Il caso
Carceri al collasso tra botte, tensioni e notizie fake
Si fa presto a dire rivolta, soprattutto quando si parla di carcere. Non è la prima volta che accade. Certi termini andrebbero utilizzati senza esasperazioni. Soprattutto in questo periodo in cui la tensione è già alta di per sé. Perché le carceri sono superaffollate, le celle diventano tombe, le condanne si trasformano in supplizi, il sistema penitenziario è inadeguato. È accaduto ancora, dicevamo. È accaduto parlando di Santa Maria Capua Vetere, il carcere già salito alle cronache più di un anno fa per il pestaggio attuato da un centinaio di agenti ai danni di un centinaio di detenuti e ora al centro di un processo. Subito ieri si è gridato alla rivolta, dopo la nota dei sindacati della penitenziaria pronti a chiedere più ristrettezze per i reclusi, più tutele per gli agenti. Più che una rivolta si è trattato di un litigio tra detenuti. Secondo quanto si è appreso, un detenuto nigeriano con problemi psichici, a cui era stato affidato un piccolo lavoro all’interno del carcere proprio per favorirne l’inserimento, è stato deriso da un altro detenuto fino a quando non si è passati dalle parole ai fatti. I due detenuti sono arrivati alle mani, e in un attimo alla zuffa si sono uniti alcuni altri reclusi.
Una decina in tutto, tutti identificati e ieri mattina allontanati dal carcere di Santa Maria Capua Vetere alla volta di vari penitenziari regionali. Anche il detenuto nigeriano aggredito è stato trasferito, fuori regione. Nessuno dei litiganti ha riportato ferite, anche nessuno degli agenti intervenuti per sedare gli animi ha riportato ferite.

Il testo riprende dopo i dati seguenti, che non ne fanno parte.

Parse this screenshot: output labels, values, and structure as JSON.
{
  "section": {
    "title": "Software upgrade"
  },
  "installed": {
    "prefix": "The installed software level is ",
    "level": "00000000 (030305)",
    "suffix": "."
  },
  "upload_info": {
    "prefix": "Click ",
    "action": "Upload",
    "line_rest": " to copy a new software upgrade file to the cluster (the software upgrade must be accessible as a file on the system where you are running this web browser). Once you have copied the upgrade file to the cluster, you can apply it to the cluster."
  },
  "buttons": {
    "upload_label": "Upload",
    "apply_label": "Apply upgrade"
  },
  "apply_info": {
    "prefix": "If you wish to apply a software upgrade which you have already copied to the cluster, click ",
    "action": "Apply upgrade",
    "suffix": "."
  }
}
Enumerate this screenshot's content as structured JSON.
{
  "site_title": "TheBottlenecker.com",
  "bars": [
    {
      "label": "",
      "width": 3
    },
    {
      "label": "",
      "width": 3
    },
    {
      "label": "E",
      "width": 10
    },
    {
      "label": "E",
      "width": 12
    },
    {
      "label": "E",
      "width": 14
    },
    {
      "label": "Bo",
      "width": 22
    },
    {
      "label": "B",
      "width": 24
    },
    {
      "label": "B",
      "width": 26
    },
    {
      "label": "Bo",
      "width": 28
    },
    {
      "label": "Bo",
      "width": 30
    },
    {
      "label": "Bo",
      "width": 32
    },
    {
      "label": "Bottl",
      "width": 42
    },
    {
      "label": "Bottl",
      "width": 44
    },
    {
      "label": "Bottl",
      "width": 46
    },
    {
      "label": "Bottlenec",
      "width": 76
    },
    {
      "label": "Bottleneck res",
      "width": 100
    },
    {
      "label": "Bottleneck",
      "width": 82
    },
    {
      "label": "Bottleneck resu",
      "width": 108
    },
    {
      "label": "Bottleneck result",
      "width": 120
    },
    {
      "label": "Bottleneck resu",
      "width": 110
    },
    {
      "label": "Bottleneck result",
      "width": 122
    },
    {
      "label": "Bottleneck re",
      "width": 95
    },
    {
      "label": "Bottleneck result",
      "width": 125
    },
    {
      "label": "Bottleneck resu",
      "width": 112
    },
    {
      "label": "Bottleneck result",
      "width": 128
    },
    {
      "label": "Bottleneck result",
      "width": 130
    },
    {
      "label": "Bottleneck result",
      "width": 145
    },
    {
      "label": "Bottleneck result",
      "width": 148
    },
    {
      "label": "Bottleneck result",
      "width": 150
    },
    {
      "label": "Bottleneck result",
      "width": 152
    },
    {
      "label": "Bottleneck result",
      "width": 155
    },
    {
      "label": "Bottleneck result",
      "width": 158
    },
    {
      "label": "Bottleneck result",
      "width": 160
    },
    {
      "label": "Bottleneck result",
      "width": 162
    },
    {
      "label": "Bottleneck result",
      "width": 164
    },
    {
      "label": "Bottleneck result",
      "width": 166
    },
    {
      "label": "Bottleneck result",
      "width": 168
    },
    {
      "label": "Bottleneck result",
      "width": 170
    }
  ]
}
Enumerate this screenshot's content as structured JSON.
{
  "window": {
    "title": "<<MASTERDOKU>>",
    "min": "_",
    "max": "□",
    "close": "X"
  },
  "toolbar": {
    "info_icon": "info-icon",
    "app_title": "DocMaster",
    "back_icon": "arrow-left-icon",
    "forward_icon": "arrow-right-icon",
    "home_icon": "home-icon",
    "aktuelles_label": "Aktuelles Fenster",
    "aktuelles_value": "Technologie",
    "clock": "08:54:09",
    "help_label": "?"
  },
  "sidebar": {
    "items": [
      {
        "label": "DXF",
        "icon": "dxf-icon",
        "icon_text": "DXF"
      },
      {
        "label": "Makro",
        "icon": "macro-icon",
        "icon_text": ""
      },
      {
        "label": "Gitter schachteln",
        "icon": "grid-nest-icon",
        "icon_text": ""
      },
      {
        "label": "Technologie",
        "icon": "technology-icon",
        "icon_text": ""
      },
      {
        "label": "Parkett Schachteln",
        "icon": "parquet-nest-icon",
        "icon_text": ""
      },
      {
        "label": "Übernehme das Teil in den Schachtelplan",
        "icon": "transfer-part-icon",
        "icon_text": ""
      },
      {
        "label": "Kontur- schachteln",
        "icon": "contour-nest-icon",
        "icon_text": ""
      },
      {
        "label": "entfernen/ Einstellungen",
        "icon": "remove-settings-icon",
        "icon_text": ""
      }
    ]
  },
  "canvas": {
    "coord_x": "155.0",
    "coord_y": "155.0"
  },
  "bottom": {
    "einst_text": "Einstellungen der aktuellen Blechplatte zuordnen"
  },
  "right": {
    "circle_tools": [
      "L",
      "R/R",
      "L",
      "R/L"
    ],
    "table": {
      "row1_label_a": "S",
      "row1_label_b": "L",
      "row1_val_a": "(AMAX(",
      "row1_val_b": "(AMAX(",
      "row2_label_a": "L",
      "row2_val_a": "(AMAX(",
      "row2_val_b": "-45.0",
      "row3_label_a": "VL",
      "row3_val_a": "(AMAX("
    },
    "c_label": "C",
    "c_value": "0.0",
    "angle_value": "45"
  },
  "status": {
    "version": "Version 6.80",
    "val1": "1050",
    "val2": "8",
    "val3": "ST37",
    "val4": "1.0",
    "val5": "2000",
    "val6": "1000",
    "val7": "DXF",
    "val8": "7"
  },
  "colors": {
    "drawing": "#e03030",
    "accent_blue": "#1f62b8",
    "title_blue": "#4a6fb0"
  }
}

Teatro della rissa il reparto Tevere, una sezione del carcere sammaritano in cui sono reclusi i detenuti accusati di reati cosiddetti comuni. Risulta confermato che sono volati oggetti, non risulta confermato che ci sia stata una rivolta vera e propria. C’è sicuramente un’impennata di tensioni che viaggia parallela al moltiplicarsi dei drammi e dei suicidi in cella avvenuti negli ultimi giorni. Anche nella casa circondariale di Salerno ieri si è alzata la soglia di allarme. Il Sappe ha raccontato di tre agenti aggrediti nel tentativo di bloccare un detenuto campano che, dopo aver ingerito candeggina in cella, è stato ricoverato in via di urgenza. Di qui la denuncia dei sindacati della penitenziaria che puntano il dito sulle criticità del sistema: nelle carceri ci sono sempre più detenuti malati e con problemi psichiatrici e vuoti sempre più evidenti negli organici di agenti penitenziari e personale medico. In particolare, poi, si è puntato il dito sulle criticità del carcere di Salerno, un caso nel caso, considerato che da tempo è una struttura definita in stato di abbandono, senza un vicedirettore, senza un comandante in pianta stabile, con un vuoto di 50 agenti nell’organico.
Anche sui fatti di Santa Maria Capua Vetere il Sappe ha ammesso l’inadeguatezza del sistema: «C’è mancanza di personale e di una struttura inadeguata alla vita penitenziaria: ormai si tratta di una sezione inagibile sotto ogni profilo – hanno detto del reparto Tevere del carcere sammaritano – , chiediamo un sopralluogo tecnico da parte del Prap e una visita ispettiva da parte dell’Asl per valutare l’idoneità del terzo piano della sezione Tevere sotto il profilo dell’igiene e della sicurezza dei luoghi di lavoro», ha detto il segretario Emilio Fattorello. Le istituzioni non possono a questo punto continuare a ignorare i diversi gridi di allarme che arrivano dal mondo dietro le sbarre. C’è voluta l’escalation di suicidi in cella per spingere i provveditori delle varie regioni d’Italia a fare un sopralluogo nelle carceri. È di ieri la notizia. In Campania il provveditore Lucia Castellano visiterà gli istituti di Poggioreale e Santa Maria Capua Vetere. Un tempismo che balza agli occhi, che fa sorgere qualche domanda. Una per esempio: perché ora e non prima?